My name is Jenna Gourlay and I am on a quest for excellence. I’m not there yet, I’m not even close. But, it is my goal to get closer each year, each month, and even each day.
As a child, I wanted to be an architect and own an ice cream truck. I started college as a Spanish major. Then, I decided to change my major to health and exercise science. I excitedly took a job as a health and PE teacher only to go to PT school one year later. I graduated PT school and left New Jersey to pursue a sports residency in Indiana. I changed my mind a lot and still do. But, I never changed my philosophy to be the best version of myself possible.
Physical therapy is my career and excellence is my passion.
As a physical therapy profession, we can spend 6-7 years in school, 100,000+ dollars in tuition, and countless nights and weekends studying to finally work in our field.
That dedication is not average.
That work ethic is not characteristic of a person that simply works a 9-5 job.
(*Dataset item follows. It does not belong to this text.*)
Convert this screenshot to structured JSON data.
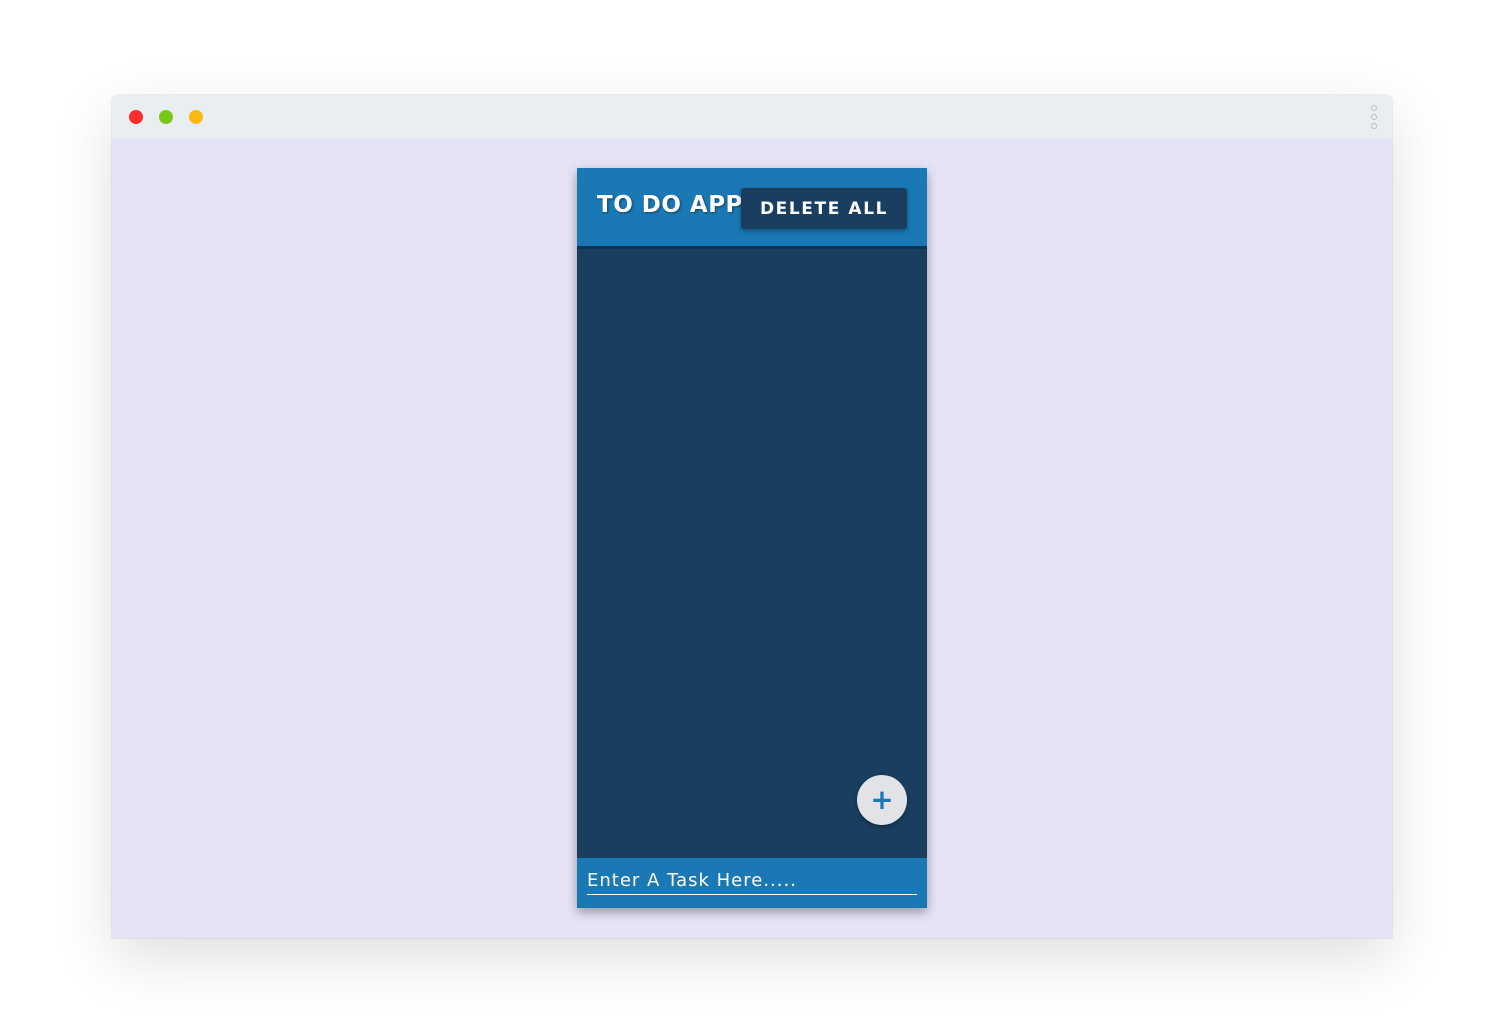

These are qualities of excellence. Yet, so many of us feel overwhelmed, burnt out, and unsure what is next. I
believe that we get stuck not because we don’t possess the tools or qualities needed for greatness, but because we don’t know how to use the tools.
I believe that:
- We all have the potential and capacity for excellence
- We often hold ourselves back from greatness
- Good is the enemy of great and “good enough” isn’t actually enough
- We can always get better
- Excellence cannot be achieved alone
Join me on this journey toward excellence. We are all trying to figure out the next step and how to get there. This site is a place to share what’s worked, what hasn’t, what we’ve learned, and what we are trying to learn.
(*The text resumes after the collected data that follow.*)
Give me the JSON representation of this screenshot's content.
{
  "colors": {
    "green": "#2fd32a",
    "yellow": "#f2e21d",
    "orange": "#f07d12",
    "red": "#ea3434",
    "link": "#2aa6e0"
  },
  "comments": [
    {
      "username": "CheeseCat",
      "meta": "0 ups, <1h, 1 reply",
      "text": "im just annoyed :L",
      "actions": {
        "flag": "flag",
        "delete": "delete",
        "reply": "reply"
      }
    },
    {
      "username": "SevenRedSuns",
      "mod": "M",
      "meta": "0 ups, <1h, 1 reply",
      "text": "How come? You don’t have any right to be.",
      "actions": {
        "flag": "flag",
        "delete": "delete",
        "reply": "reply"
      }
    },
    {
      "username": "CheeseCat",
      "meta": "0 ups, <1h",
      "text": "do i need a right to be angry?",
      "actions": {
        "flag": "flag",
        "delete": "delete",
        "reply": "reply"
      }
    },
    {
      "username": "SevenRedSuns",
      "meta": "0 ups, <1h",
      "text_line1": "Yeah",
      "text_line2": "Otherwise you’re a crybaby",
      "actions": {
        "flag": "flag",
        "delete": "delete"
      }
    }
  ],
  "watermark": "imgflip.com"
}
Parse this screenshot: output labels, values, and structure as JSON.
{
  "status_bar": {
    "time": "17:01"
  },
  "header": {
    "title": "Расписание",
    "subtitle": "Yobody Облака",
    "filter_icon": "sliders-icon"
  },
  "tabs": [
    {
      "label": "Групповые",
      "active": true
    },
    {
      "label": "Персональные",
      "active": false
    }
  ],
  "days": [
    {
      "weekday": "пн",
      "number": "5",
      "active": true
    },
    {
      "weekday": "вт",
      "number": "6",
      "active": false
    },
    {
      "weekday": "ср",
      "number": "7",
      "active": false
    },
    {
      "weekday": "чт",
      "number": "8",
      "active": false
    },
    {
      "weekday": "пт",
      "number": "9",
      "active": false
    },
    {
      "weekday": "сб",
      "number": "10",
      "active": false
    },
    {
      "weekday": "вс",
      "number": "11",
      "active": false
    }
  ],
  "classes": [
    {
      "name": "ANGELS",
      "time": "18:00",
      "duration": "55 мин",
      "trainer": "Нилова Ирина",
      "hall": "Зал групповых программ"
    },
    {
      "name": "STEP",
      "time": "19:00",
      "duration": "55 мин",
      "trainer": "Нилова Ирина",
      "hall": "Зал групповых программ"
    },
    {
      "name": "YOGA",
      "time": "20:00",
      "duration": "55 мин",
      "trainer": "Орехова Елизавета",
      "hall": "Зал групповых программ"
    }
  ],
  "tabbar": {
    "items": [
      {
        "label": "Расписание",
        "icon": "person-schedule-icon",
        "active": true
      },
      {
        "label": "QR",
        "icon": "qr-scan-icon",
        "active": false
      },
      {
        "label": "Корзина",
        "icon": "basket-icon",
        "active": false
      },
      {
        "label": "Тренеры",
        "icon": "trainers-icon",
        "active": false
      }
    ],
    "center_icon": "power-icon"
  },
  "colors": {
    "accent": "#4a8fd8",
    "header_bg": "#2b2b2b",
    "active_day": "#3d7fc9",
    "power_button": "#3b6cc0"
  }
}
Lastly, what I’ve done and what I’m doing now. I was a health and PE teacher where I wowed middle school students with my half-court shot in basketball and spent hours of my life convincing them that “today isn’t the day you’ll have to run the mile.”
In PT school, I was a Paul Ambrose Scholar, a volunteer junkie, a chronic procrastinator, and considered the anticipation of practicals an acceptable form of cardio. I completed a sports residency with ProRehab and The University of Evansville directly after graduating in 2014. I experienced my first culture shock moving to the Midwest and have been trying (and failing) to appreciate small talk ever since I arrived two years ago.
I earned my SCS in the spring of 2016. I currently work full time in an orthopedic outpatient facility, am an adjunct professor, and a mentor for the residency program I completed.
Most importantly, I live and die by the New York Giants, eat peanut M&Ms at least once a day, am overly competitive at board games, and lose a minimum of 5 minutes per day looking for my keys (I’m working on it).
We didn’t choose this profession to be average and just show up to work day in and day out.